Yaşamın kendisi bir savaş, herkes savunma hattında kendini savunuyor ve kimse karşısındakinin ne kadar yara aldığını görmüyor; görse belki durup dinleyecek “Gel vazgeçmeyelim insan olmaktan çünkü insanlığımızı unutmaya devam edersek bu savaş hiç bir zaman bitmez” diyecek.
Hayatta tutunacak dalım yok deme her gün gözlerinin önüne uzatılan sonsuzluk dalını gör yani gökyüzünü, toprağı, ağacı, aşkı, merhameti ve bunları sana gösteren Zât’ı gör çünkü onlar bu hayatı değerli kılan yaşamın vazgeçilmezleri.
Şimdi aynadakine bak ve söz ver, nefes aldıkça vazgeçmek yok! İnsanlığımın hakkını verip öyle yaşayacağım ve kalbimle çıktığım tüm yollardan asla vazgeçmeyeceğim ve bir gün umudumu sevgiyle taçlandıracağım.

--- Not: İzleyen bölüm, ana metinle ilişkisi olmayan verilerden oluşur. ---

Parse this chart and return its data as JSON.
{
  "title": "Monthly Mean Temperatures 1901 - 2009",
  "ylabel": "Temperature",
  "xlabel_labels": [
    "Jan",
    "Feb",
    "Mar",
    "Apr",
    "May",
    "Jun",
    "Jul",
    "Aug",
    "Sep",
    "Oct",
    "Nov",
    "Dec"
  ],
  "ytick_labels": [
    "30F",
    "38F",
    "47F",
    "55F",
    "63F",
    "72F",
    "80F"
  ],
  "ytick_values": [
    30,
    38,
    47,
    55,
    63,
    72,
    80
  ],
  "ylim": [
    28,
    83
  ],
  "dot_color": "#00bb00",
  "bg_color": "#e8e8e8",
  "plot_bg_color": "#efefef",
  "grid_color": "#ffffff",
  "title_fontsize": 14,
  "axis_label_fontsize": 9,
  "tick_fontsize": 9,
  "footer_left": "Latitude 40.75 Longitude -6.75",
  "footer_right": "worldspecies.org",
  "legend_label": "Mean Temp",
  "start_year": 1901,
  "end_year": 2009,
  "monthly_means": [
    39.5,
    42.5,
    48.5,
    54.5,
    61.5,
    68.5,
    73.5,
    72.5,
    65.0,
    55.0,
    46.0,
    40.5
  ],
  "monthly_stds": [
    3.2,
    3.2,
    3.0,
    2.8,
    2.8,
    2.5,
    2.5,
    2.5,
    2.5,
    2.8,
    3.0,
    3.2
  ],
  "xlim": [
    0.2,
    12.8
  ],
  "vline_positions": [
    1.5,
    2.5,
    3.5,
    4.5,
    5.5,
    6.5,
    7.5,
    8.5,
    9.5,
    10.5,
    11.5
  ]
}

İşte insanca yaşamak dediğin budur, her koşulda yenilse de asla pes etmeyip vazgeçmeyenlere sevgilerle…
“Kalbin inancını yitirmezse, direnirsen inatla bil ki yüreğinde tuttuğun o samimi duan ve niyetin göreceksin.”
yeni yıla girmişken bu cümleyi bu seneki motivasyon cümlem olarak kabulleniyorum. Okurken ruhumun ufukları açıldı. Yazınız çok güzel hissettiriyor insana…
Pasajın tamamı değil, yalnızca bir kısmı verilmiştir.